Questi due li conosco, è la terza volta che ce li troviamo a tavola la sera in tre posti diversi, figuriamoci se potevano mancare la tappa ai piedi dei Pirenei che porta ad Eugenie les Bains. Eccoci da Guerard, mais alors, ma ancora voi. Si, zio e nipote lussemburghesi, tutti i giorni in trasferimento da un 2/3 stelle all’altro; auto nel parcheggio, bicicletta scaricata dallo station wagon benz e via per una cinquantina di chilometri prima di cena, molto prima degli Schleck. Ma molto meno magri dei futuri campioni lussemburghesi. Notizie dalla cronometro individuale in Normandia? Si, ha vinto un inglese al Nord pas de Calais, aria di casa per Sean Yates, ma la maglia è ancora da questa parte della manica, manco a dirlo, è ancora un olandese il protagonista, Jelle Nijdam. Tappa lunga il giorno dopo, Eugenie les Bains – Mosnac, ci vuole il fisico fresco e asciutto, la maturità e il senso della misura, bisogna saper gestire le energie per reggere il Tour de France. Mosnac non è lontano da Cognac, quindi meglio andarci piano. L’ottimo Dominique Bouchet conduce benissimo la sua squadra sulle strade che conducono al bistellato Moulin de Marcouze, ma anche lui come tutti non vede l’ora di arrivare, di tornare a Parigi, per passare e ripassare più volte in Place de la Concorde davanti al suo Crillon. Bollicine italiane nel pomeriggio, a Reims vince Valerio Tebaldi.

Si prosegue, giorno per giorno, vince un tedesco a Nancy, Rolf Golz; un Bretone a Cancale, Olivier Roellinger. Ancora un paio di italiani ad alzare le braccia, Ghirotto ed un giovanissimo Gianni Bugno . Ma dopo tanta Olanda e Italia, a Parigi, il 24 Luglio aspettavamo tutti uno spagnolo, Pedrito Delgado.
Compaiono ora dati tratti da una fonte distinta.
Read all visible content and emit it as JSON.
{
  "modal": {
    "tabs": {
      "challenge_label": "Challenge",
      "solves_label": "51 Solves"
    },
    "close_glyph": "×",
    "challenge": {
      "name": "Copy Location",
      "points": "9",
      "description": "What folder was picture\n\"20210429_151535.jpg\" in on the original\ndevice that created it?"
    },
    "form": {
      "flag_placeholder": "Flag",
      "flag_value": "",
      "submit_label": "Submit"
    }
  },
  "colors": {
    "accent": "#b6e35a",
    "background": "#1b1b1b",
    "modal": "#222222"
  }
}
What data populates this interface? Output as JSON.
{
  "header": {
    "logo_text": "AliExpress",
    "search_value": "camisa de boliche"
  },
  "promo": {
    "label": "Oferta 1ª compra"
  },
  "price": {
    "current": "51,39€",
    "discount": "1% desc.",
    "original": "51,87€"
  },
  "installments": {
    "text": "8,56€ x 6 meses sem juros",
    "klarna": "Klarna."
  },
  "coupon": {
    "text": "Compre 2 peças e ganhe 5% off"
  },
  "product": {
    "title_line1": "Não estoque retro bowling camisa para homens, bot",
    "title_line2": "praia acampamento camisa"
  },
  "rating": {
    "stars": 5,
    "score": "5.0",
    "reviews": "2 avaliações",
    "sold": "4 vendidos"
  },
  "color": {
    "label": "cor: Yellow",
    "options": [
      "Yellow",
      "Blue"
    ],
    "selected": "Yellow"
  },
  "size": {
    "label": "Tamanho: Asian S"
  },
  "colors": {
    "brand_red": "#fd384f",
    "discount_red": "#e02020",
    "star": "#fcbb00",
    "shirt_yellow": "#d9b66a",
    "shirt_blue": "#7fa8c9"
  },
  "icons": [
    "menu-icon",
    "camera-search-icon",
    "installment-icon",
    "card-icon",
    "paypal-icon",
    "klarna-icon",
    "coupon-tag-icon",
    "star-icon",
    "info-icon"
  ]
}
La sera prima da Passard, la sera dopo da Senderens, perché alla fine il sogno di tutti quelli che partecipano al Tour de France è arrivare a Parigi, in qualche modo ma arrivare a Parigi; se poi è anche il tuo compleanno, allora andrà bene anche una modesta Brasserie sugli Champs Elysées per dimenticare l'età. -gdf-

1 commento:

  1. Paris Luglio 1998, al sabato sera un diluvio ci sorprende all'uscita dalla table d'anvers ma il san pietro al pesto dei fratelli conticini non è stato meglio. Il giorno dopo, sugli champ elysees, arriva Marco Pantani. Ancora oggi la mia dolce metà tiene in macchina un cadeau promozionale di quelli che davano in attesa dei ciclisti.